Inilah yang menjadi gagasan Dalang Mbah Botik, sebuah konsep sederhana tentang daur ulang limbah tutup botol plastik menjadi produk kreatif. Namanya memang terdengar unik. "Mbah" memberikan kesan tokoh yang sudah berpengalaman, sedangkan "Botik" bisa dimaknai sebagai botol plastik. Dalang Mbah Botik menjadi simbol bahwa limbah plastik juga bisa memiliki cerita baru ketika berada di tangan orang-orang kreatif.
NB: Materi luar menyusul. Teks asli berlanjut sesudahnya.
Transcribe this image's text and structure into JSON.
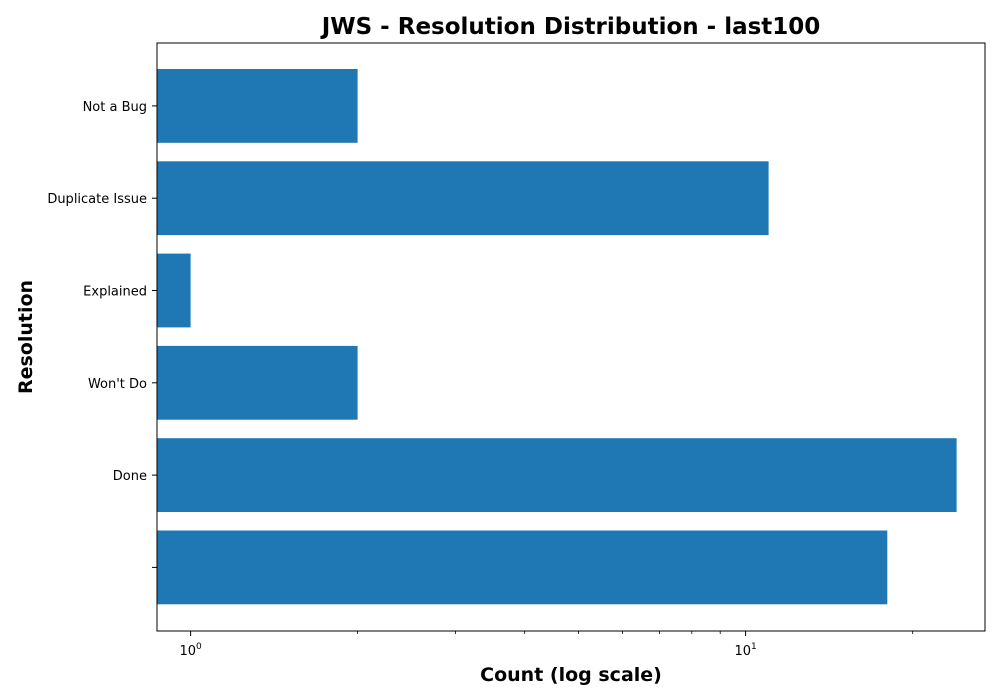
{
  "chart_data": {
    "type": "bar",
    "orientation": "horizontal",
    "title": "JWS - Resolution Distribution - last100",
    "xlabel": "Count (log scale)",
    "ylabel": "Resolution",
    "xscale": "log",
    "xlim": [
      0.87,
      27
    ],
    "categories": [
      "Not a Bug",
      "Duplicate Issue",
      "Explained",
      "Won't Do",
      "Done",
      ""
    ],
    "values": [
      2,
      11,
      1,
      2,
      24,
      18
    ],
    "x_ticks": [
      {
        "value": 1,
        "base": "10",
        "exp": "0"
      },
      {
        "value": 10,
        "base": "10",
        "exp": "1"
      }
    ],
    "x_minor_ticks": [
      2,
      3,
      4,
      5,
      6,
      7,
      8,
      9,
      20
    ],
    "bar_color": "#1f77b4",
    "grid": false,
    "legend": "none"
  }
}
Tutup Botol yang Sering Terlupakan
Selama ini perhatian terhadap sampah plastik sering tertuju pada botolnya. Padahal, tutup botol juga merupakan bagian dari sampah yang perlu mendapatkan perhatian. Ukurannya yang kecil membuat tutup botol sering tercecer, sulit dikumpulkan, bahkan kadang ikut terbuang bersama sampah lainnya.
Kalau satu rumah hanya menghasilkan beberapa tutup botol dalam sehari, mungkin jumlahnya tidak terasa. Tetapi coba bayangkan jika dikalikan dengan ribuan rumah, warung, sekolah, kantor, restoran, dan berbagai tempat lainnya.
Tumpukan kecil tersebut akhirnya bisa menjadi persoalan besar.
Karena itu, langkah sederhana seperti mengumpulkan dan memilah tutup botol plastik sebenarnya bisa menjadi kebiasaan baik. Sampah yang awalnya dianggap tidak berguna dapat dipisahkan berdasarkan jenis dan kondisinya untuk kemudian dimanfaatkan kembali.